Aus dem Evangelium nach Matthäus, 21,28-32
Übersetzung der „Bibel in gerechter Sprache“ *
In jener Zeit sagte Jesus zu den Hohenpriestern und Ältesten des Volkes:
Wie denkt ihr über folgenden Fall? Ein Mann hatte zwei Kinder. Er kam zum ersten und sagte: ‚Mein Kind geh’ heute und arbeite im Weinberg’. Der Junge antwortete: ‚Ich will nicht.’ Später tat es ihm leid und er ging. Der Vater kam zum zweiten und sprach genauso. Dieser Junge antwortete: ‚Ja , Herr’, aber er ging nicht. Wer von beiden hat den Willen des Vaters getan? Sie antworteten: “Das erste Kind.“ Jesus sagte zu ihnen :“Wahrhaftig ich sage euch mit allem Ernst: die Zöllner und die Prostituierten werden vor euch in Gottes Welt gelangen. Johannes kam zu euch mit der Praxis der Gerechtigkeit, und ihr habt nicht geglaubt. Die Zöllner und die Prostituierten haben ihm geglaubt. Und ihr – obwohl ihr das gesehen habt – seid doch nicht umgekehrt, um ihm endlich doch zu glauben.“

Autorin:
scale-210-210-12_25508028_2Maria Sinz, Gemeindereferentin, Aalen,
stellvertretende geistliche Leiterin der KAB (Katholische Arbeitnehmerbewegung)

 
Die Predigt:
Sie stellt das Evangelium in den Zusammenhang der anderen Tageslesungen: Ezechiel, 18, 25 – 28, Psalm 25, 4 – 9 und Brief des Apostels Paulus an die Philipper, 2, 1 – 11

Gott sagen heißt Gerechtigkeit meinen

Liebe Leserin, lieber Leser,
Mit dem Bild der beiden Kinder verknüpfen sich bei mir sofort Alltagssituationen.
Beim ersten Kind sehe ich den Unmut auf dem Gesicht einer 13jährigen, die zur Mithilfe bei der Hausarbeit aufgefordert ist. Sie hat, weiß Gott, Besseres zu tun oder schlicht keine Lust.
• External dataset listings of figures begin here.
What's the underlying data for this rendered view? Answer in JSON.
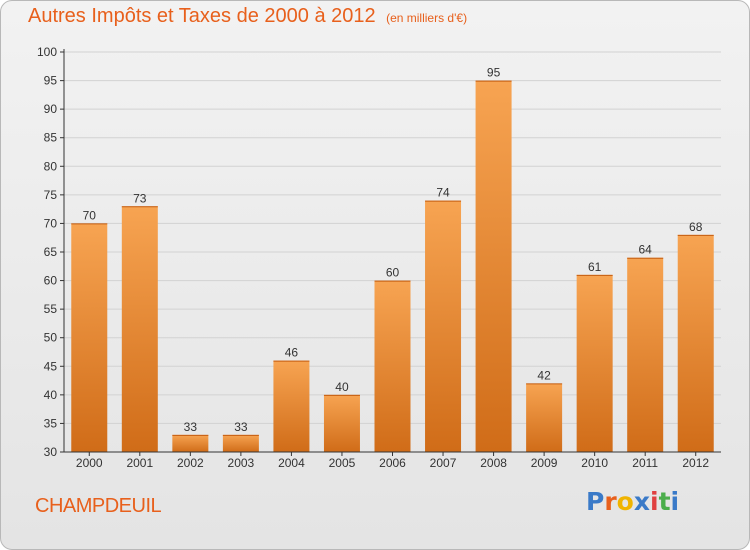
{
  "title": "Autres Impôts et Taxes de 2000 à 2012",
  "subtitle": "(en milliers d'€)",
  "commune": "CHAMPDEUIL",
  "brand": {
    "text": "Proxiti",
    "letters": [
      "P",
      "r",
      "o",
      "x",
      "i",
      "t",
      "i"
    ],
    "colors": [
      "#3a7ac8",
      "#e8601c",
      "#f0b400",
      "#3a7ac8",
      "#e04040",
      "#4cae4c",
      "#3a7ac8"
    ]
  },
  "colors": {
    "title": "#e8601c",
    "bar_light": "#f7a452",
    "bar_dark": "#d06c18",
    "axis": "#333333",
    "grid": "#d2d2d2"
  },
  "chart_data": {
    "type": "bar",
    "categories": [
      "2000",
      "2001",
      "2002",
      "2003",
      "2004",
      "2005",
      "2006",
      "2007",
      "2008",
      "2009",
      "2010",
      "2011",
      "2012"
    ],
    "values": [
      70,
      73,
      33,
      33,
      46,
      40,
      60,
      74,
      95,
      42,
      61,
      64,
      68
    ],
    "ylim": [
      30,
      100
    ],
    "yticks": [
      30,
      35,
      40,
      45,
      50,
      55,
      60,
      65,
      70,
      75,
      80,
      85,
      90,
      95,
      100
    ],
    "grid": true,
    "data_labels": true
  }
}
In seiner Antwort ist das erste Kind ganz bei sich, zeigt die momentane Stimmung, geht auf Distanz, verzichtet auf Höflichkeit, sagt schlicht ich will nicht. Später revidiert es das Nein und entscheidet selbständig doch zu arbeiten.
Ein anderes Mal sagt das Kind „Ja“, und tut es nicht. Ob das Vergesslichkeit war oder
Vortäuschung des „guten Willens“, beides ist möglich.

Während bei liegengebliebener Hausarbeit die zentrale Frage ist : An wem bleibt sie hängen?, geht es im Evangelium darum, den Willen des Vaters zu erfüllen. Der Text könnte auch mit der Frage weitergehen : Was wird aus dem Weinberg? Er könnte die Notwendigkeit dessen, was zu tun ist, im Blick haben. Nein, es geht hier nicht um die Arbeit als solche. Im Mittelpunkt steht die Frage: wer erfüllt den Willen des Vaters?
Dabei hat die Bibel nicht etwa einen Tyrannen im Blick. Im Psalm 25 wird die Zuneigung und Freundlichkeit Gottes betont: „Erinnere dich an deine Zuneigung. Adonaj, an deine Freundlichkeit. Die waren immer schon da.“
Es geht hier auch nicht um ein Zeichen der Anhänglichkeit oder einen vordergründigen Loyalitätsbeweis.
Vielmehr steckt in den Worten: ‚Wer erfüllt den Willen des Vaters?’ die Frage
nach Autorität und Legitimation. Wer ist der rechtmäßige Erbe? Das arglose Beispiel des Vater – Kind – Konflikts wird brisant im Blick auf die konkrete Lebenslage Jesu: das Establishment versucht Jesu Legitimation streitig zu machen, eine Situation, die für den Menschen Jesus lebensbedrohlich ist. Dennoch fährt Jesus fort und setzt mit der nun folgenden Aussage noch eins drauf: Zöllner und Prostituierte seien die wahren Kinder Gottes.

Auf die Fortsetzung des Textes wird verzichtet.